There have been few genetic linkage studies related to alcohol abuse. Third, an association between alcoholism and a gene that regulates the number of a type of dopamine receptors in the brain has been studied. One study revealed a relationship between the presence of the gene not only in alcoholics, but also in other disorders such as autism and Tourette’s syndrome. The presence of this particular gene, while not uniquely specific for alcoholism, may cause an alteration in the brain’s dopamine system that somehow contributes to alcohol abuse. Studies in this biological field began using selective breeding amongst animals. The results do show that alcohol tolerance, the actions of alcohol, alcohol preference and alcohol physical dependence can be affected by genetics.
One study found a high rate of alcohol abuse between identical twins over fraternal twins. Interestingly studies found that identical male twins are more frequent in cases of alcohol abuse and dependence than that of fraternal male twins. The same results were found in identical female twins as well. Adoption studies have also supported the role of inheritable factors concerning alcoholism. Researchers studied male and females that were adopted, comparing them with non-adopted siblings. Both males and females of alcoholic and non-alcoholic parents were also studied. The children of alcoholic parents is four times as likely to become alcoholic than one with non-alcoholic parents, even if the children were adopted and raised in non-alcoholic families. Furthermore being raised by a biological alcoholic parent did not increase the likelihood of developing alcoholism.

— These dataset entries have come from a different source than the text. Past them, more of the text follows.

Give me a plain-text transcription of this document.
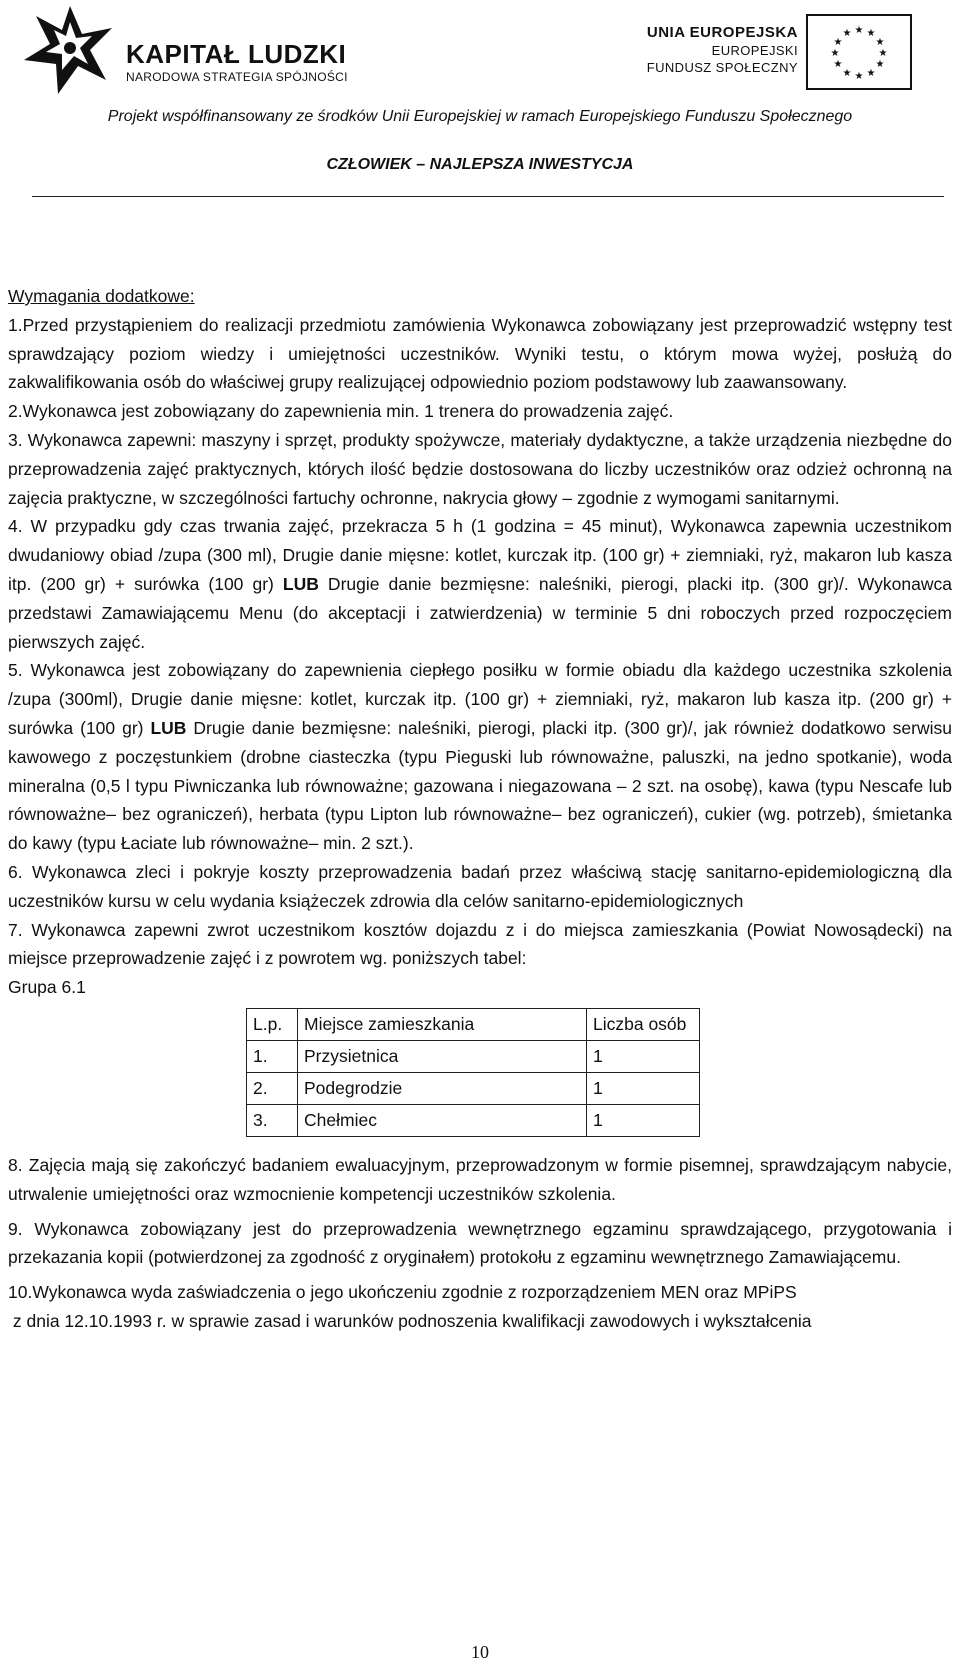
KAPITAŁ LUDZKI
NARODOWA STRATEGIA SPÓJNOŚCI
UNIA EUROPEJSKA
EUROPEJSKI
FUNDUSZ SPOŁECZNY
★ ★
★
★
★
★
★
★
★
★
★
★
Projekt współfinansowany ze środków Unii Europejskiej w ramach Europejskiego Funduszu Społecznego
CZŁOWIEK – NAJLEPSZA INWESTYCJA

Wymagania dodatkowe:

1.Przed przystąpieniem do realizacji przedmiotu zamówienia Wykonawca zobowiązany jest przeprowadzić wstępny test sprawdzający poziom wiedzy i umiejętności uczestników. Wyniki testu, o którym mowa wyżej, posłużą do zakwalifikowania osób do właściwej grupy realizującej odpowiednio poziom podstawowy lub zaawansowany.

2.Wykonawca jest zobowiązany do zapewnienia min. 1 trenera do prowadzenia zajęć.

3. Wykonawca zapewni: maszyny i sprzęt, produkty spożywcze, materiały dydaktyczne, a także urządzenia niezbędne do przeprowadzenia zajęć praktycznych, których ilość będzie dostosowana do liczby uczestników oraz odzież ochronną na zajęcia praktyczne, w szczególności fartuchy ochronne, nakrycia głowy – zgodnie z wymogami sanitarnymi.

4. W przypadku gdy czas trwania zajęć, przekracza 5 h (1 godzina = 45 minut), Wykonawca zapewnia uczestnikom dwudaniowy obiad /zupa (300 ml), Drugie danie mięsne: kotlet, kurczak itp. (100 gr) + ziemniaki, ryż, makaron lub kasza itp. (200 gr) + surówka (100 gr) LUB Drugie danie bezmięsne: naleśniki, pierogi, placki itp. (300 gr)/. Wykonawca przedstawi Zamawiającemu Menu (do akceptacji i zatwierdzenia) w terminie 5 dni roboczych przed rozpoczęciem pierwszych zajęć.

5. Wykonawca jest zobowiązany do zapewnienia ciepłego posiłku w formie obiadu dla każdego uczestnika szkolenia /zupa (300ml), Drugie danie mięsne: kotlet, kurczak itp. (100 gr) + ziemniaki, ryż, makaron lub kasza itp. (200 gr) + surówka (100 gr) LUB Drugie danie bezmięsne: naleśniki, pierogi, placki itp. (300 gr)/, jak również dodatkowo serwisu kawowego z poczęstunkiem (drobne ciasteczka (typu Pieguski lub równoważne, paluszki, na jedno spotkanie), woda mineralna (0,5 l typu Piwniczanka lub równoważne; gazowana i niegazowana – 2 szt. na osobę), kawa (typu Nescafe lub równoważne– bez ograniczeń), herbata (typu Lipton lub równoważne– bez ograniczeń), cukier (wg. potrzeb), śmietanka do kawy (typu Łaciate lub równoważne– min. 2 szt.).

6. Wykonawca zleci i pokryje koszty przeprowadzenia badań przez właściwą stację sanitarno-epidemiologiczną dla uczestników kursu w celu wydania książeczek zdrowia dla celów sanitarno-epidemiologicznych

7. Wykonawca zapewni zwrot uczestnikom kosztów dojazdu z i do miejsca zamieszkania (Powiat Nowosądecki) na miejsce przeprowadzenie zajęć i z powrotem wg. poniższych tabel:

Grupa 6.1

L.p.	Miejsce zamieszkania	Liczba osób
1.	Przysietnica	1
2.	Podegrodzie	1
3.	Chełmiec	1

8. Zajęcia mają się zakończyć badaniem ewaluacyjnym, przeprowadzonym w formie pisemnej, sprawdzającym nabycie, utrwalenie umiejętności oraz wzmocnienie kompetencji uczestników szkolenia.

9. Wykonawca zobowiązany jest do przeprowadzenia wewnętrznego egzaminu sprawdzającego, przygotowania i przekazania kopii (potwierdzonej za zgodność z oryginałem) protokołu z egzaminu wewnętrznego Zamawiającemu.

10.Wykonawca wyda zaświadczenia o jego ukończeniu zgodnie z rozporządzeniem MEN oraz MPiPS

z dnia 12.10.1993 r. w sprawie zasad i warunków podnoszenia kwalifikacji zawodowych i wykształcenia

10
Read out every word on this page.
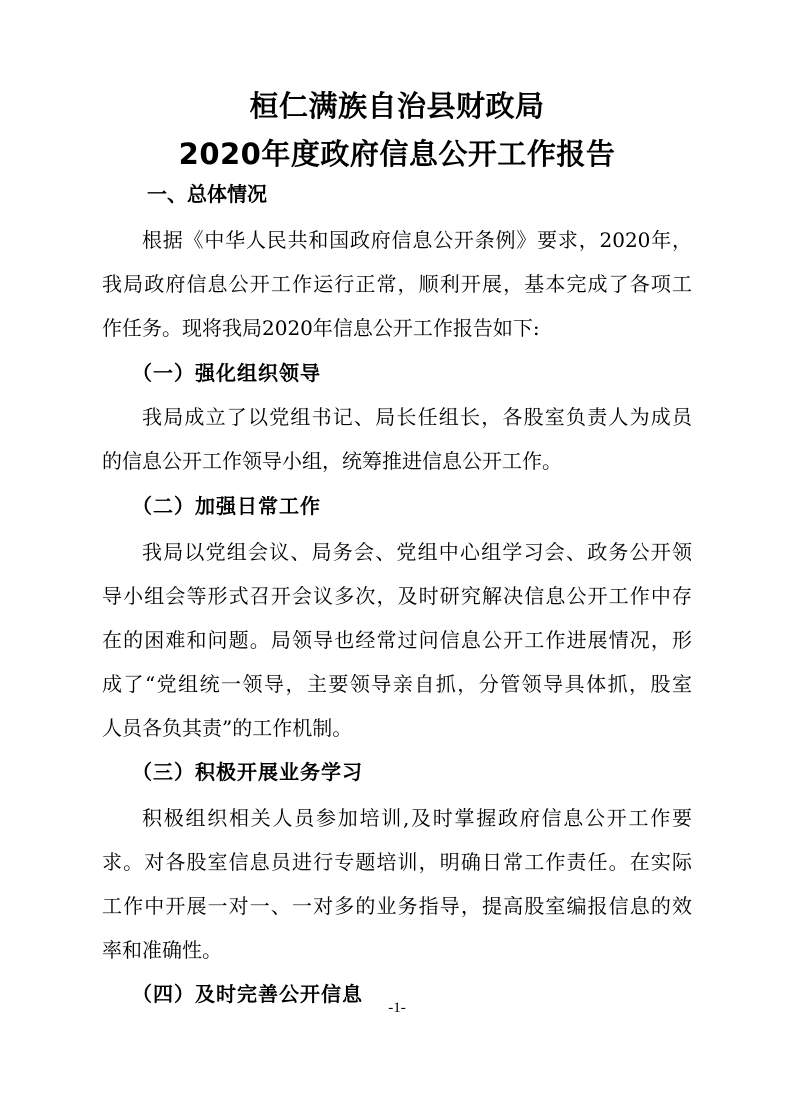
桓仁满族自治县财政局
2020年度政府信息公开工作报告
一、总体情况
根据《中华人民共和国政府信息公开条例》要求，2020年，
我局政府信息公开工作运行正常，顺利开展，基本完成了各项工
作任务。现将我局2020年信息公开工作报告如下:
（一）强化组织领导
我局成立了以党组书记、局长任组长，各股室负责人为成员
的信息公开工作领导小组，统筹推进信息公开工作。
（二）加强日常工作
我局以党组会议、局务会、党组中心组学习会、政务公开领
导小组会等形式召开会议多次，及时研究解决信息公开工作中存
在的困难和问题。局领导也经常过问信息公开工作进展情况，形
成了“党组统一领导，主要领导亲自抓，分管领导具体抓，股室
人员各负其责”的工作机制。
（三）积极开展业务学习
积极组织相关人员参加培训,及时掌握政府信息公开工作要
求。对各股室信息员进行专题培训，明确日常工作责任。在实际
工作中开展一对一、一对多的业务指导，提高股室编报信息的效
率和准确性。
（四）及时完善公开信息
-1-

This is substantiated by several cases that I personally know of where the person experienced problems with alcohol despite being raised by parents who never drank and provided love and support towards the person. Another source of biological existence suggests that high risks candidates for alcoholism have instability in their nervous system that can be calmed by drinking alcohol. Studies proved that sons of alcoholic fathers are less able to hold their body still when asked to stand at attention, compared to sons of non-alcoholic fathers. People who come from non-alcoholic parents tend to sway more than those from alcoholic parents do. Medical studies suggest that patients who have an inherited disorder, ‘familial essential tremor’, in which their hands shake, are more likely to abuse alcohol. When they drink alcohol their tremors vanish.
SUMMARY: Alcohol abuses and alcoholism is as much as a problem today as it has ever been in the past. Alcoholism effects each individual differently. Therefore, everyone who abuses alcohol doesn’t become an alcoholic, but it is still important to understand the factors that are involved. Factors derive from biological, psychological, physiological, social and cultural fields of exploration. Alcoholism is a leach that sucks the life from an individual, families, and society.
It turns people’s lives into a world of depression and loneliness. Psychology.